2. What if you wanted to implement a dynamic array to handle reading an arbitrary large sequence of numbers? You would not be able to do this defining your array on the stack, you would need to use the memory pool. Recall that it's extremely common (and highly recommended unless you explicitly need to copy a struct) to be passing a pointer to a struct, never the struct itself (as they can be rather large). Consider this small implementation of a dynamic array:

struct dyn_array {
  int *arr;
  int len;
  int cap;
};

typedef struct dyn_array *DynArray;

void insert_item( int const item, DynArray dyn_arr ) {
  // Checks pre conditions.
  assert( dyn_arr != NULL );

  // Checks if the capacity is equal to the length. If so, double.
  if ( dyn_arr->cap == dyn_arr->len ) {
    dyn_arr->cap *= 2;

    DynArray new_dyn_arr = malloc( sizeof( int ) * dyn_arr->cap ); // [oo]

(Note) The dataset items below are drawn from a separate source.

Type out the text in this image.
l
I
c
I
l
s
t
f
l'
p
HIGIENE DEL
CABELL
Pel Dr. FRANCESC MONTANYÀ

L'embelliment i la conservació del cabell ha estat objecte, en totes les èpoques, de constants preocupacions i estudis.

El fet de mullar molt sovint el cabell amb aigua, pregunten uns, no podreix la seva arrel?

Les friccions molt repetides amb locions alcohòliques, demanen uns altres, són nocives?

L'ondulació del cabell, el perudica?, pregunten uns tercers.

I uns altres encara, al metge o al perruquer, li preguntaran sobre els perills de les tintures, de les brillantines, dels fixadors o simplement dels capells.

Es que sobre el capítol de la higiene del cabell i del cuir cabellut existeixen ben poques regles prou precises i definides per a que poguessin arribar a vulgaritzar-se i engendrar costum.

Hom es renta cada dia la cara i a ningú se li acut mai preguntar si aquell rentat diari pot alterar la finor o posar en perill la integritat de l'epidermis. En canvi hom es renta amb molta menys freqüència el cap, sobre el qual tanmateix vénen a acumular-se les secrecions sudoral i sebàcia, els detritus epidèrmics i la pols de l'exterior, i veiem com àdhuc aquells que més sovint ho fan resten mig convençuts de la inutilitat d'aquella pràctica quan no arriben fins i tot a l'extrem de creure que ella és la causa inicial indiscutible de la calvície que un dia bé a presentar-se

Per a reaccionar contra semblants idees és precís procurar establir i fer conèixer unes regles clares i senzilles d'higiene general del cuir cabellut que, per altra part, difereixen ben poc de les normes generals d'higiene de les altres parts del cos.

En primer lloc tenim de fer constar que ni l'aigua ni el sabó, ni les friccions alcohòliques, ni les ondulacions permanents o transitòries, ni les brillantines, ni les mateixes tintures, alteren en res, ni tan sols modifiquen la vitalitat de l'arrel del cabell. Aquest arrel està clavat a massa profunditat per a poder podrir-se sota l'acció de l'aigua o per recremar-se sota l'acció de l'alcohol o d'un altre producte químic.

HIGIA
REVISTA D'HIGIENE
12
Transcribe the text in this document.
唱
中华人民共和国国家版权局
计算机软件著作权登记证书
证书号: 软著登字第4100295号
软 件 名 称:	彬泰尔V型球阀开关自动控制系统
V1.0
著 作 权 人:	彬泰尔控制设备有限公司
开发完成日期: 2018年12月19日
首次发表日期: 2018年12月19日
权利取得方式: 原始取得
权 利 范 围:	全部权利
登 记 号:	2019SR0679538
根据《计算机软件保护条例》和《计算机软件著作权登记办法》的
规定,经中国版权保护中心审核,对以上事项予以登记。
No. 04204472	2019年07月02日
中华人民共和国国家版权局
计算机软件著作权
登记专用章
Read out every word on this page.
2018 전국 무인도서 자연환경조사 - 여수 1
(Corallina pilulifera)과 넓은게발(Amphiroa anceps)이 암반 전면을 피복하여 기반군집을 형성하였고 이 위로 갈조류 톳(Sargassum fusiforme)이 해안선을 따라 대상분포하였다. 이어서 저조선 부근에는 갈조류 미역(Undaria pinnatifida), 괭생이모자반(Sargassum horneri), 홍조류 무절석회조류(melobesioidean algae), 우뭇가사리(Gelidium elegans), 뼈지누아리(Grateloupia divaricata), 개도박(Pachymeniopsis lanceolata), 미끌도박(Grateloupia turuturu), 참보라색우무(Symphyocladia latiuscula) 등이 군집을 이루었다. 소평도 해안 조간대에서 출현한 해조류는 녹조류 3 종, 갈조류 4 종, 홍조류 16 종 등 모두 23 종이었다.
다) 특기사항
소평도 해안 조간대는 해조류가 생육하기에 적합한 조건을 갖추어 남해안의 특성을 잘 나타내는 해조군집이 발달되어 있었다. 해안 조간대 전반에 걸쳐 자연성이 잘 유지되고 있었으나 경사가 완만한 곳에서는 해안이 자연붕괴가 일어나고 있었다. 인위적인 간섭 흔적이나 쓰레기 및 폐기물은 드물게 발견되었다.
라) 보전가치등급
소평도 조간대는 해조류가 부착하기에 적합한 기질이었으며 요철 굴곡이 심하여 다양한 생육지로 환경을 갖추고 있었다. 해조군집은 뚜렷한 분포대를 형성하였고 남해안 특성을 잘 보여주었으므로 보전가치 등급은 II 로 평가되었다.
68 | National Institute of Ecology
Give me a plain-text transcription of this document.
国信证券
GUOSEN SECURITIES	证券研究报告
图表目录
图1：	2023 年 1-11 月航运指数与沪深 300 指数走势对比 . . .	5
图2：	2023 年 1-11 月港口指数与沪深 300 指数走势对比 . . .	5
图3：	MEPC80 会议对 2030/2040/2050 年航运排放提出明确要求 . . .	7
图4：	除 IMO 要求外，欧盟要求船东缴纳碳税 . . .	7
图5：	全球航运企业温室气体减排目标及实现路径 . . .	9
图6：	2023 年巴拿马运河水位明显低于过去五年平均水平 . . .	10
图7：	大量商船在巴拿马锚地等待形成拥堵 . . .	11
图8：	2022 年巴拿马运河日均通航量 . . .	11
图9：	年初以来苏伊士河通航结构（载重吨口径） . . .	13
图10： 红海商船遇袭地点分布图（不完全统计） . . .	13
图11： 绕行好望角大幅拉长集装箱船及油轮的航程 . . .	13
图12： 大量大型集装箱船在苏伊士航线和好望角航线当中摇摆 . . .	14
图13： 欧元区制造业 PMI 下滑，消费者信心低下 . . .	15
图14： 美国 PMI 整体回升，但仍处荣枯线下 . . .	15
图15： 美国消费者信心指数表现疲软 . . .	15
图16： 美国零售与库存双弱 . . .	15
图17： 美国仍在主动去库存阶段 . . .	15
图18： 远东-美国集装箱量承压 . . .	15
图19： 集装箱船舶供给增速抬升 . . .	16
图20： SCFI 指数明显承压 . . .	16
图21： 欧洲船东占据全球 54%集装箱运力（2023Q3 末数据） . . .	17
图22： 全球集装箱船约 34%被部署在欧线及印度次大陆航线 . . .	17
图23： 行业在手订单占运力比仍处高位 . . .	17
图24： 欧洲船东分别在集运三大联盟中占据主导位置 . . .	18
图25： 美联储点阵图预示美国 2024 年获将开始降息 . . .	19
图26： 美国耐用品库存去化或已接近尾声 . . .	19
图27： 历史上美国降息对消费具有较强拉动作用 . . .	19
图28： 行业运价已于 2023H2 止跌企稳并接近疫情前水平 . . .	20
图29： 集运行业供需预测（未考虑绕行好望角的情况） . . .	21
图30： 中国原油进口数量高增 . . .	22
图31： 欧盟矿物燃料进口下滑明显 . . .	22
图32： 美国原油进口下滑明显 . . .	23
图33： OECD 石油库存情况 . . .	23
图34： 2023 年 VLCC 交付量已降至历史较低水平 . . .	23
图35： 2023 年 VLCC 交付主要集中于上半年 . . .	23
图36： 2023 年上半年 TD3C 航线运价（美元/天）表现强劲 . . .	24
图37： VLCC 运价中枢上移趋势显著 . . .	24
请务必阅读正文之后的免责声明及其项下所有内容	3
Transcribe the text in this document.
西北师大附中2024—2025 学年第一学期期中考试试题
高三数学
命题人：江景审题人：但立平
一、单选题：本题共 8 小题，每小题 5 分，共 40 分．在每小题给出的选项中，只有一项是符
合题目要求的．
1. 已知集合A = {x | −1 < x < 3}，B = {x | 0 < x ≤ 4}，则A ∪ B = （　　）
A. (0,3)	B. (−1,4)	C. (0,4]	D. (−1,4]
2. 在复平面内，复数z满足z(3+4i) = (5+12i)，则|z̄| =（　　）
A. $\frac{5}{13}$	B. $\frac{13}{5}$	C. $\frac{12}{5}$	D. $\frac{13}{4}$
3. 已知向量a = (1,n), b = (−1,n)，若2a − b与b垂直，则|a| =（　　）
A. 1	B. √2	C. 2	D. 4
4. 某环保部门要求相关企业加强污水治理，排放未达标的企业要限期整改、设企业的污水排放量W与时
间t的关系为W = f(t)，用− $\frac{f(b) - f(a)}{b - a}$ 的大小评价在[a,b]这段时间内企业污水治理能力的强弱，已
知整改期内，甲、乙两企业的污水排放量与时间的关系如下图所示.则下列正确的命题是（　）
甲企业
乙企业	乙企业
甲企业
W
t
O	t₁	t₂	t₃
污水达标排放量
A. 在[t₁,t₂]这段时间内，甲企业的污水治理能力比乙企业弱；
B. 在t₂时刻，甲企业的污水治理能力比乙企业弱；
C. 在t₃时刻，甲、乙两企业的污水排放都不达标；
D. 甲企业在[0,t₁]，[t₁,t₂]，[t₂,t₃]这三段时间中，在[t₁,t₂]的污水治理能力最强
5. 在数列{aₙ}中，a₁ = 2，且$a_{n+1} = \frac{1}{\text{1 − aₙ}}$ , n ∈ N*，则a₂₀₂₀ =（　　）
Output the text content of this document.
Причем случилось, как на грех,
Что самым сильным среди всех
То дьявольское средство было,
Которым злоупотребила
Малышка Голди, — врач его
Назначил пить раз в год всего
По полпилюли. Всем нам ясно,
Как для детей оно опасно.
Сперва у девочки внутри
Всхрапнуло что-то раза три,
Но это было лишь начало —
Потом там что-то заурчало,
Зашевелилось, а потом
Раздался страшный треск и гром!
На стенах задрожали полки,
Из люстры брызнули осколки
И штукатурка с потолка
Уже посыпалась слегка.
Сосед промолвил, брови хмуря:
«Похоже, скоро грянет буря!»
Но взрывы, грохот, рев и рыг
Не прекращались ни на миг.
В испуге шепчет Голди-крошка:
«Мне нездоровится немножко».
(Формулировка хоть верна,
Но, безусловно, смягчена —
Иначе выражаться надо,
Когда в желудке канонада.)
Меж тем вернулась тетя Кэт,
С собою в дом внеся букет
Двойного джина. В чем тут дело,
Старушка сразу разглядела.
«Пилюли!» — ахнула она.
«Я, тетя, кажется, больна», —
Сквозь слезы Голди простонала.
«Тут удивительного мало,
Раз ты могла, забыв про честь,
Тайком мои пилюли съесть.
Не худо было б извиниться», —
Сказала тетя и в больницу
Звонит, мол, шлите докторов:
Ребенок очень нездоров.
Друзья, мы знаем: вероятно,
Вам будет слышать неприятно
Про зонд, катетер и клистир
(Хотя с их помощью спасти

    // ... copy, switch pointers and free...
  }

  // ... insert, increase length, etc.
}

... on line [oo] notice that if this were defined on the stack then once this stack frame is popped all the memory addresses for the array would no longer be allocated. Meaning, another stack frame (likely the next one) will be using those memory addresses (or some subset of it).

Remark: From my snippet of code, ptr_block is stored on the stack: hence &ptr_block is a stack address, however the value of ptr_block is somewhere from the memory pool.